Über die Jahre verschleißen jedoch die Sehnen der Muskeln und werden spröde, das Risiko für (Ein-)risse steigt. Häufig ist die Supraspinatussehne betroffen. Sie verläuft zwischen dem Oberarmknochen und dem Schulterdach. Wird der Oberarm seitlich abgespreizt, engen die Knochen die Supraspinatussehne ein - das Gewebe wird so auf Dauer geschwächt. Auch Unfälle können zum Ein- oder Abreißen führen.

Nach einem Riss der Rotatorenmanschette verkürzen sich die Sehnen und die Muskulatur bildet sich zurück. In der Gelenkkapsel entstehen Vernarbungen. Folge: Der Oberarmkopf sitzt nicht mehr richtig im Gelenk. Knochen reibt an Knochen. Der Patient hat heftige Schmerzen und kann sich nur eingeschränkt bewegen. Ob es sich wirklich um einen Sehnenriss handelt, stellen Schulterexperten mittels einer Kernspintomographie fest.

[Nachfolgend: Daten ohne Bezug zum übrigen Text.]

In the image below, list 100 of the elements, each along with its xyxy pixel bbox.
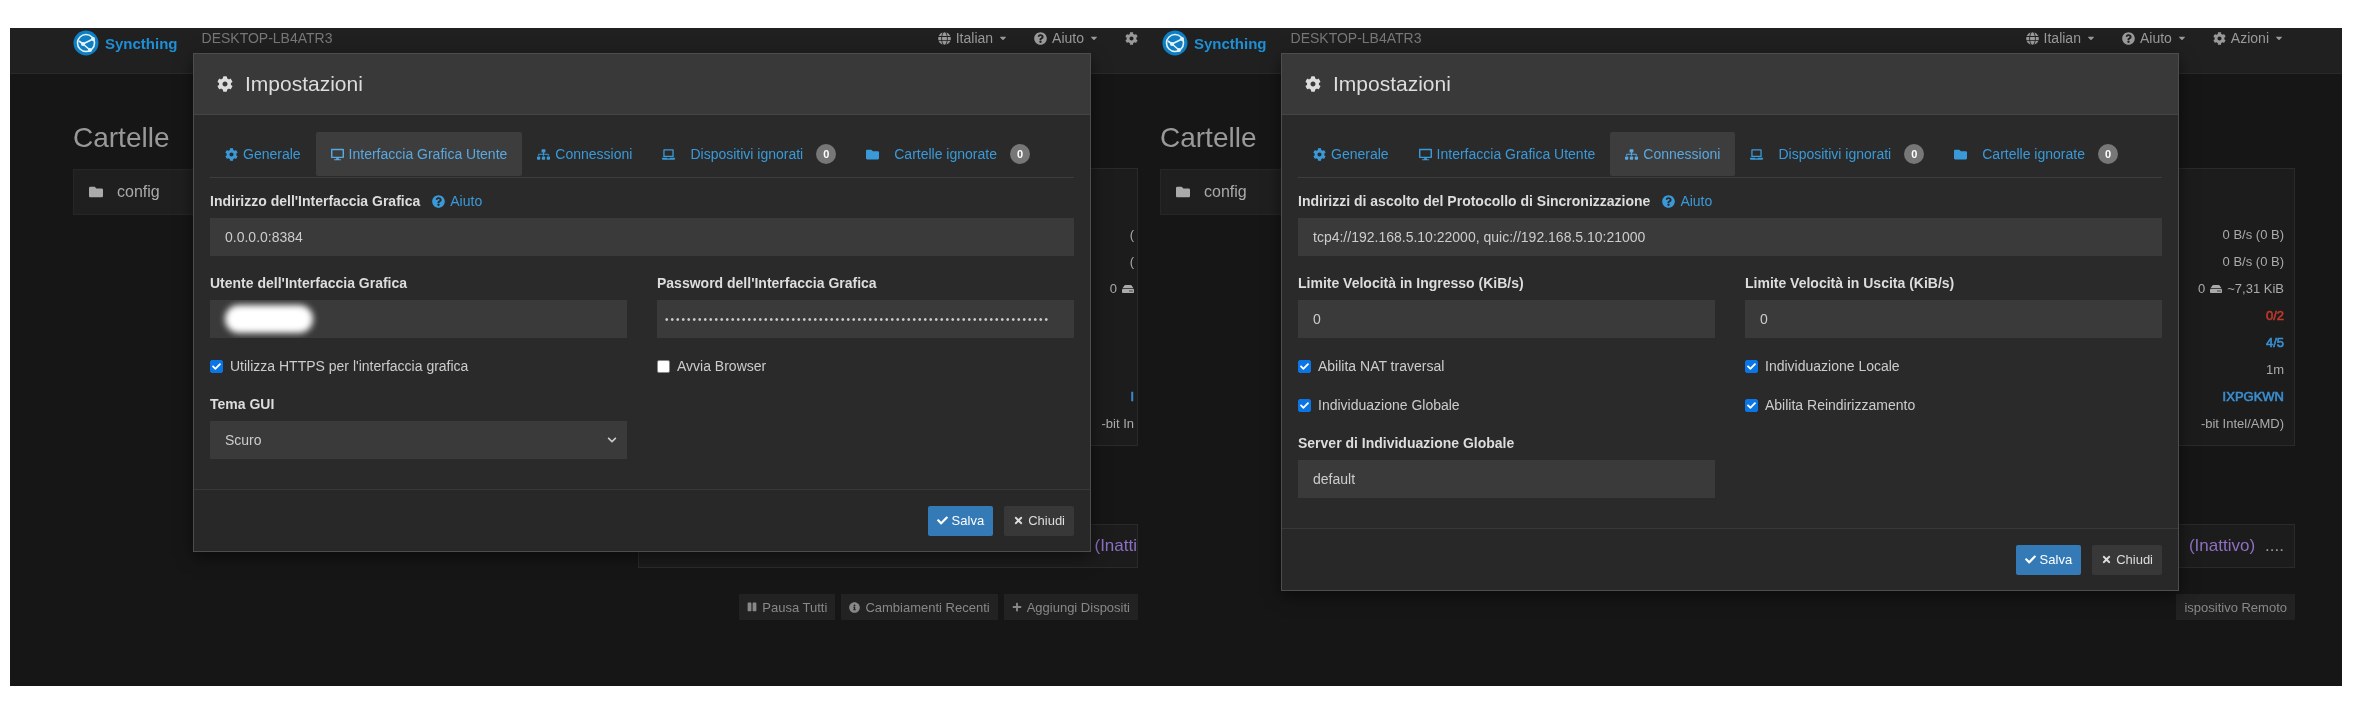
checkbox-label: Abilita Reindirizzamento [1765,397,1916,413]
checkbox[interactable] [210,359,223,373]
nav-menu[interactable]: Aiuto [2121,30,2187,46]
nav-menu[interactable]: Italian [937,30,1009,46]
settings-icon [1305,76,1321,92]
password-field[interactable]: •••••••••••••••••••••••••••••••••••••••••••••••••••••••••••••••••••••• [657,300,1074,338]
device-state: (Inattivo) [2188,536,2256,556]
close-icon [2101,554,2113,565]
checkbox-label: Abilita NAT traversal [1318,358,1445,374]
text-field[interactable]: 0 [1298,300,1715,338]
tab[interactable]: Interfaccia Grafica Utente [1403,132,1611,176]
action-button[interactable]: Pausa Tutti [739,594,836,620]
check-icon [936,515,948,526]
field-label: Limite Velocità in Ingresso (KiB/s) [1298,275,1524,291]
folder-icon [89,185,103,199]
tab[interactable]: Cartelle ignorate 0 [1939,132,2133,176]
tab[interactable]: Connessioni [522,132,648,176]
help-link[interactable]: Aiuto [432,193,483,209]
checkbox[interactable] [1745,398,1758,412]
text-field[interactable]: 0 [1745,300,2162,338]
field-label: Tema GUI [210,396,275,412]
drive-icon [2210,282,2223,295]
device-name: DESKTOP-LB4ATR3 [1290,30,1422,46]
logo-icon [73,30,99,56]
select-field[interactable]: Scuro [210,421,627,459]
text-field[interactable]: default [1298,460,1715,498]
device-value: IXPGKWN [2222,389,2284,404]
count-badge: 0 [1904,144,1925,164]
action-button[interactable]: Cambiamenti Recenti [841,594,998,620]
folder-icon [866,147,880,161]
checkbox-label: Utilizza HTTPS per l'interfaccia grafica [230,358,469,374]
chevron-down-icon [607,435,617,445]
dialog-title: Impostazioni [1333,72,1451,96]
checkbox[interactable] [1298,398,1311,412]
close-button[interactable]: Chiudi [1004,505,1074,536]
brand-name[interactable]: Syncthing [105,34,178,52]
folder-icon [1176,185,1190,199]
count-badge: 0 [1009,144,1030,164]
action-button[interactable]: ispositivo Remoto [2176,594,2295,620]
text-field[interactable]: 0.0.0.0:8384 [210,218,1074,256]
section-heading: Cartelle [1160,122,1257,154]
checkbox[interactable] [1298,359,1311,373]
device-value: -bit In [1101,416,1134,431]
device-value: 0 B/s (0 B) [2222,227,2284,242]
help-icon [1034,31,1048,45]
field-label: Indirizzi di ascolto del Protocollo di Sincronizzazione [1298,193,1651,209]
info-icon [849,601,861,613]
brand-name[interactable]: Syncthing [1194,34,1267,52]
help-link[interactable]: Aiuto [1662,193,1713,209]
settings-icon [1125,31,1138,45]
text-field[interactable]: tcp4://192.168.5.10:22000, quic://192.168.5.10:21000 [1298,218,2162,256]
field-label: Limite Velocità in Uscita (KiB/s) [1745,275,1955,291]
device-value: ( [1129,254,1134,269]
tab[interactable]: Interfaccia Grafica Utente [315,132,523,176]
tab[interactable]: Connessioni [1610,132,1736,176]
count-badge: 0 [816,144,837,164]
checkbox-label: Individuazione Locale [1765,358,1900,374]
save-button[interactable]: Salva [2015,544,2082,575]
help-icon [1662,194,1676,208]
sitemap-icon [1625,147,1639,161]
nav-menu[interactable] [1125,31,1138,45]
close-button[interactable]: Chiudi [2092,544,2162,575]
device-name: DESKTOP-LB4ATR3 [201,30,333,46]
tab[interactable]: Cartelle ignorate 0 [851,132,1045,176]
nav-menu[interactable]: Italian [2025,30,2096,46]
device-value: 1m [2265,362,2284,377]
device-value: ( [1129,227,1134,242]
text-field[interactable] [210,300,627,338]
checkbox[interactable] [1745,359,1758,373]
pause-icon [747,602,758,612]
drive-icon [1122,282,1134,295]
nav-menu[interactable]: Aiuto [1034,30,1099,46]
device-value: 0/2 [2265,308,2284,323]
device-value: 4/5 [2265,335,2284,350]
action-button[interactable]: Aggiungi Dispositi [1003,594,1138,620]
field-label: Server di Individuazione Globale [1298,435,1515,451]
tab[interactable]: Generale [210,132,316,176]
field-label: Password dell'Interfaccia Grafica [657,275,877,291]
more-text: .... [2265,536,2284,556]
folder-name: config [117,183,160,201]
help-icon [2121,31,2135,45]
tab[interactable]: Generale [1298,132,1404,176]
checkbox[interactable] [657,359,670,373]
plus-icon [1011,602,1022,612]
device-value: 0 [2198,281,2206,296]
settings-icon [2212,31,2226,45]
tab[interactable]: Dispositivi ignorati 0 [1735,132,1940,176]
tab[interactable]: Dispositivi ignorati 0 [647,132,852,176]
checkbox-label: Individuazione Globale [1318,397,1460,413]
help-icon [432,194,446,208]
section-heading: Cartelle [73,122,170,154]
save-button[interactable]: Salva [927,505,994,536]
settings-icon [217,76,233,92]
nav-menu[interactable]: Azioni [2212,30,2284,46]
checkbox-label: Avvia Browser [677,358,767,374]
count-badge: 0 [2097,144,2118,164]
field-label: Indirizzo dell'Interfaccia Grafica [210,193,421,209]
dialog-title: Impostazioni [245,72,363,96]
gear-icon [225,147,238,161]
folder-name: config [1204,183,1247,201]
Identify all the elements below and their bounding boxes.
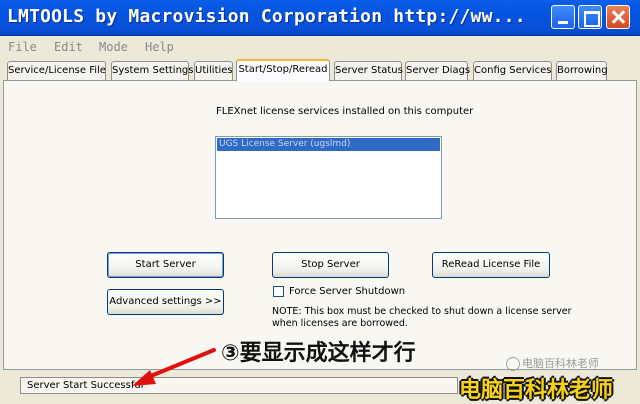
tab-start-stop-reread[interactable]: Start/Stop/Reread bbox=[236, 59, 330, 81]
watermark-big: 电脑百科林老师 bbox=[459, 378, 614, 403]
watermark-small-text: 电脑百科林老师 bbox=[522, 357, 599, 370]
watermark-small: 电脑百科林老师 bbox=[506, 355, 599, 371]
wechat-logo-icon bbox=[506, 357, 520, 371]
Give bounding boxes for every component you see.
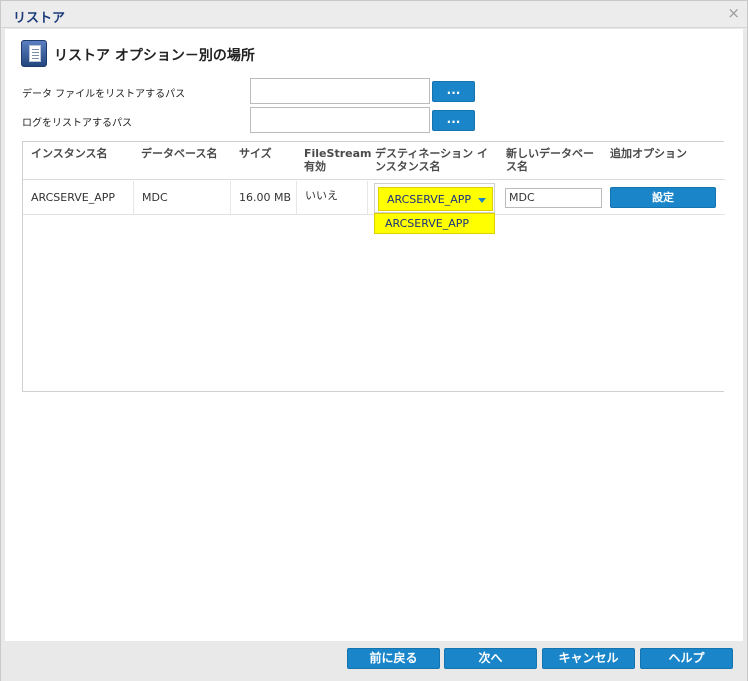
column-header-size[interactable]: サイズ [239,147,272,160]
column-header-options[interactable]: 追加オプション [610,147,687,160]
destination-instance-dropdown[interactable]: ARCSERVE_APP [378,187,493,211]
content-panel: リストア オプション－別の場所 データ ファイルをリストアするパス ... ログ… [5,29,743,641]
back-button[interactable]: 前に戻る [347,648,440,669]
window-title: リストア [13,11,66,26]
document-pages-icon [21,40,47,67]
destination-instance-dropdown-container: ARCSERVE_APP [374,183,495,213]
log-path-input[interactable] [250,107,430,133]
cell-size: 16.00 MB [231,181,297,215]
column-header-destination[interactable]: デスティネーション イ ンスタンス名 [375,147,488,173]
data-path-browse-button[interactable]: ... [432,81,475,102]
table-header: インスタンス名 データベース名 サイズ FileStream 有効 デスティネー… [23,142,725,180]
dropdown-option-label: ARCSERVE_APP [385,217,470,230]
destination-instance-value: ARCSERVE_APP [387,193,472,206]
footer-bar: 前に戻る 次へ キャンセル ヘルプ [1,641,747,681]
database-table: インスタンス名 データベース名 サイズ FileStream 有効 デスティネー… [22,141,725,392]
chevron-down-icon[interactable] [478,198,486,203]
next-button[interactable]: 次へ [444,648,537,669]
column-header-database[interactable]: データベース名 [141,147,217,160]
data-path-input[interactable] [250,78,430,104]
destination-instance-option[interactable]: ARCSERVE_APP [374,213,495,234]
close-icon[interactable]: × [727,4,740,22]
restore-dialog: リストア × リストア オプション－別の場所 データ ファイルをリストアするパス… [0,0,748,681]
cell-filestream: いいえ [297,181,368,215]
new-database-name-input[interactable]: MDC [505,188,602,208]
data-path-label: データ ファイルをリストアするパス [22,89,186,100]
column-header-filestream[interactable]: FileStream 有効 [304,147,371,173]
column-header-instance[interactable]: インスタンス名 [31,147,108,160]
cell-instance: ARCSERVE_APP [23,181,134,215]
column-header-new-db-name[interactable]: 新しいデータベー ス名 [506,147,594,173]
log-path-browse-button[interactable]: ... [432,110,475,131]
log-path-label: ログをリストアするパス [22,118,132,129]
title-bar: リストア × [1,1,747,28]
page-title: リストア オプション－別の場所 [54,48,255,64]
cell-database: MDC [134,181,231,215]
additional-options-settings-button[interactable]: 設定 [610,187,716,208]
help-button[interactable]: ヘルプ [640,648,733,669]
cancel-button[interactable]: キャンセル [542,648,635,669]
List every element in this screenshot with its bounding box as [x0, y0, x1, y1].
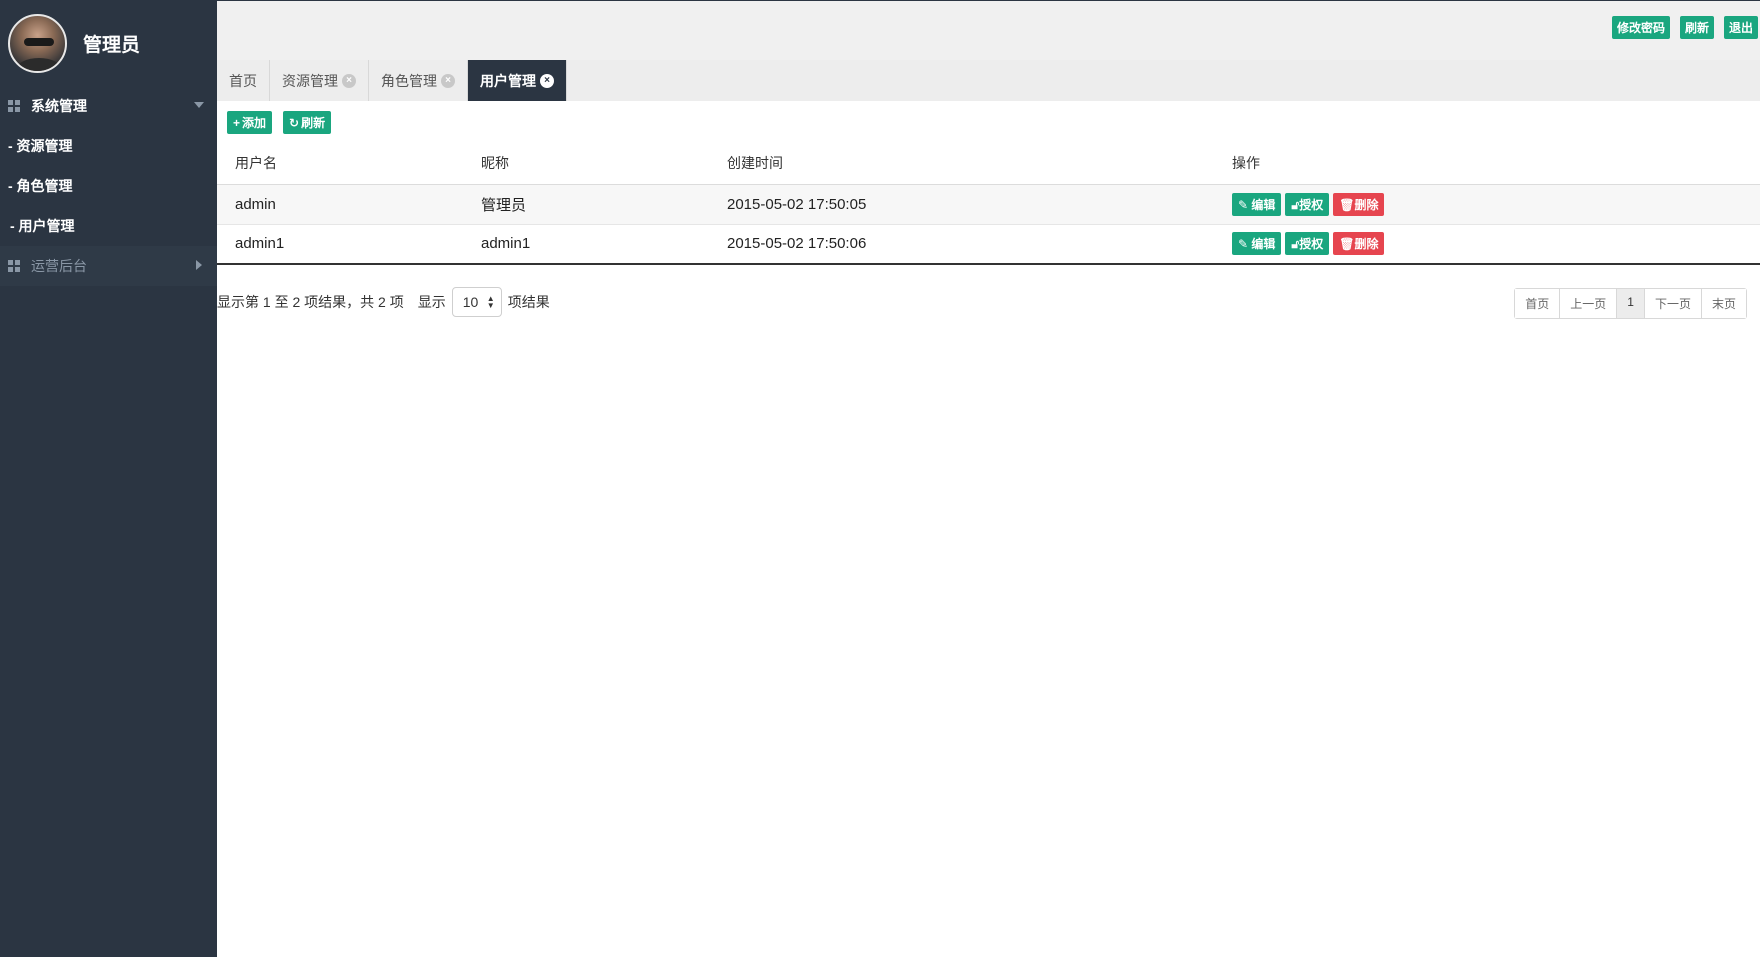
- grant-label: 授权: [1299, 197, 1324, 212]
- edit-label: 编辑: [1251, 197, 1276, 212]
- sidebar-item-resources[interactable]: - 资源管理: [0, 126, 217, 166]
- column-header-username[interactable]: 用户名: [217, 143, 463, 185]
- grid-icon: [8, 260, 20, 272]
- profile: 管理员: [0, 0, 217, 86]
- refresh-icon: ↻: [289, 115, 300, 130]
- delete-label: 删除: [1354, 237, 1379, 252]
- pager-last[interactable]: 末页: [1701, 289, 1746, 318]
- cell-actions: ✎ 编辑 🔓︎授权 🗑︎删除: [1214, 184, 1760, 225]
- edit-button[interactable]: ✎ 编辑: [1232, 232, 1282, 256]
- edit-button[interactable]: ✎ 编辑: [1232, 192, 1282, 216]
- tab-label: 角色管理: [381, 72, 437, 89]
- trash-icon: 🗑︎: [1339, 197, 1355, 212]
- close-icon[interactable]: ×: [441, 73, 455, 88]
- edit-label: 编辑: [1251, 237, 1276, 252]
- change-password-button[interactable]: 修改密码: [1611, 16, 1670, 39]
- grid-icon: [8, 100, 20, 112]
- tab-home[interactable]: 首页: [217, 60, 270, 101]
- menu-group-label: 运营后台: [31, 258, 87, 274]
- delete-button[interactable]: 🗑︎删除: [1333, 232, 1385, 256]
- add-label: 添加: [242, 116, 267, 130]
- avatar-glasses: [24, 37, 54, 46]
- results-label: 项结果: [507, 294, 550, 310]
- tab-label: 资源管理: [282, 72, 338, 89]
- tab-label: 用户管理: [480, 72, 536, 89]
- profile-name: 管理员: [83, 34, 141, 56]
- cell-created: 2015-05-02 17:50:05: [709, 184, 1214, 225]
- add-button[interactable]: + 添加: [227, 111, 273, 134]
- cell-username: admin1: [217, 224, 463, 265]
- pencil-icon: ✎: [1238, 237, 1249, 252]
- cell-created: 2015-05-02 17:50:06: [709, 224, 1214, 265]
- tab-users[interactable]: 用户管理 ×: [468, 60, 567, 101]
- logout-button[interactable]: 退出: [1723, 16, 1758, 39]
- grant-button[interactable]: 🔓︎授权: [1285, 232, 1330, 256]
- column-header-nickname[interactable]: 昵称: [463, 143, 709, 185]
- user-table: 用户名 昵称 创建时间 操作 admin 管理员 2015-05-02 17:5…: [217, 143, 1760, 265]
- menu-group-operations[interactable]: 运营后台: [0, 246, 217, 286]
- delete-label: 删除: [1354, 197, 1379, 212]
- show-label: 显示: [417, 294, 446, 310]
- grant-label: 授权: [1299, 237, 1324, 252]
- table-row: admin1 admin1 2015-05-02 17:50:06 ✎ 编辑 🔓…: [217, 224, 1760, 265]
- toolbar: + 添加 ↻ 刷新: [227, 111, 332, 134]
- cell-nickname: admin1: [463, 224, 709, 265]
- pager-next[interactable]: 下一页: [1644, 289, 1702, 318]
- cell-username: admin: [217, 184, 463, 225]
- column-header-created[interactable]: 创建时间: [709, 143, 1214, 185]
- plus-icon: +: [233, 115, 241, 130]
- tab-resources[interactable]: 资源管理 ×: [270, 60, 369, 101]
- pager-prev[interactable]: 上一页: [1560, 289, 1618, 318]
- trash-icon: 🗑︎: [1339, 237, 1355, 252]
- close-icon[interactable]: ×: [540, 73, 554, 88]
- cell-actions: ✎ 编辑 🔓︎授权 🗑︎删除: [1214, 224, 1760, 265]
- refresh-button[interactable]: ↻ 刷新: [283, 111, 332, 134]
- sidebar-item-users[interactable]: - 用户管理: [0, 206, 217, 246]
- table-header-row: 用户名 昵称 创建时间 操作: [217, 143, 1760, 185]
- close-icon[interactable]: ×: [342, 73, 356, 88]
- pagination: 首页 上一页 1 下一页 末页: [1514, 288, 1747, 319]
- sidebar: 管理员 系统管理 - 资源管理 - 角色管理 - 用户管理 运营后台: [0, 0, 217, 957]
- caret-right-icon: [196, 260, 202, 270]
- delete-button[interactable]: 🗑︎删除: [1333, 192, 1385, 216]
- refresh-label: 刷新: [301, 116, 326, 130]
- page-size-select[interactable]: 10 ▲ ▼: [451, 287, 502, 317]
- tab-roles[interactable]: 角色管理 ×: [369, 60, 468, 101]
- avatar[interactable]: [8, 13, 67, 73]
- avatar-shoulder: [16, 57, 62, 71]
- results-summary: 显示第 1 至 2 项结果，共 2 项: [217, 294, 404, 310]
- header-actions: 修改密码 刷新 退出: [1611, 16, 1760, 39]
- cell-nickname: 管理员: [463, 184, 709, 225]
- page-size-value: 10: [462, 294, 479, 310]
- menu-group-label: 系统管理: [31, 98, 87, 114]
- tab-label: 首页: [229, 72, 257, 89]
- table-row: admin 管理员 2015-05-02 17:50:05 ✎ 编辑 🔓︎授权 …: [217, 184, 1760, 225]
- table-info: 显示第 1 至 2 项结果，共 2 项 显示 10 ▲ ▼ 项结果: [217, 287, 550, 317]
- pager-first[interactable]: 首页: [1515, 289, 1561, 318]
- pencil-icon: ✎: [1238, 197, 1249, 212]
- sidebar-item-roles[interactable]: - 角色管理: [0, 166, 217, 206]
- pager-current[interactable]: 1: [1617, 289, 1645, 318]
- top-header: 修改密码 刷新 退出: [217, 0, 1760, 60]
- menu-group-system[interactable]: 系统管理: [0, 86, 217, 126]
- refresh-page-button[interactable]: 刷新: [1679, 16, 1714, 39]
- tab-bar: 首页 资源管理 × 角色管理 × 用户管理 ×: [217, 60, 1760, 101]
- spinner-arrows-icon: ▲ ▼: [486, 294, 495, 310]
- column-header-actions: 操作: [1214, 143, 1760, 185]
- caret-down-icon: [194, 102, 204, 108]
- grant-button[interactable]: 🔓︎授权: [1285, 192, 1330, 216]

Die Operation verhindert eine Arthrose

Eine gerissene Rotatorenmanschette kann nicht durch eine Naht rekonstruiert oder durch physiotherapeutische Maßnahmen trainiert werden. Zudem können aus kleinen Rissen große Risse werden. Unbehandelt entsteht ein Gelenkverschleiß, also eine Arthrose des Schultergelenkes. Diese muss in den meisten Fällen mit einer Schultergelenksendoprothese behandelt werden.

Um das zu verhindern, ist bei einem Riss eine Operation die Methode der Wahl. Früher stellten die Orthopäden die Rotatorenmanschette wieder her, indem sie diese Risse einfach zusammengenähten. In vielen Fällen führte das aber dazu, dass die Sehne nach einiger Zeit erneut einriss.

Minimalinvasive Hauttransplantation

Heute wird zur Verstärkung der oft zu dünnen oder unflexiblen Sehnen Spender- oder Eigengewebe transplantiert, auch Patch genannt. Das Transplantat kommt häufig aus der kosmetischen Chirurgie. Das Patch wird in Feinarbeit über eine kleine Kanüle in die Schulter eingesetzt. Die Haut soll dann ohne Abstoßungsreaktion komplett mit dem Gewebe verwachsen. Der Eingriff erfolgt minimal invasiv, das reduziert die Rehabilitationszeit um die Hälfte. Auch Eigengewebe wird verwendet. Doch in diesem Fall muss der Patient zusätzlich noch eine Haut-OP über sich ergehen lassen.

Physiotherapie ist das A und O nach dem Eingriff

Kurz nach dem Eingriff sollte Schulter zunächst für drei bis sechs Wochen in einer Bandage ruhiggestellt werden. Wichtig ist die gleichzeitige physiotherapeutische Behandlung, damit die Schulter nicht versteift. Der Patienten wird teils vom Physiotherapeuten behandelt, teils erlernt er auch Bewegungsübungen, mit denen er seine Schulter zusätzlich zuhause trainiert. In mehreren Nachuntersuchungen prüfen die Schulterexperten, ob die Transplantation gelungen ist.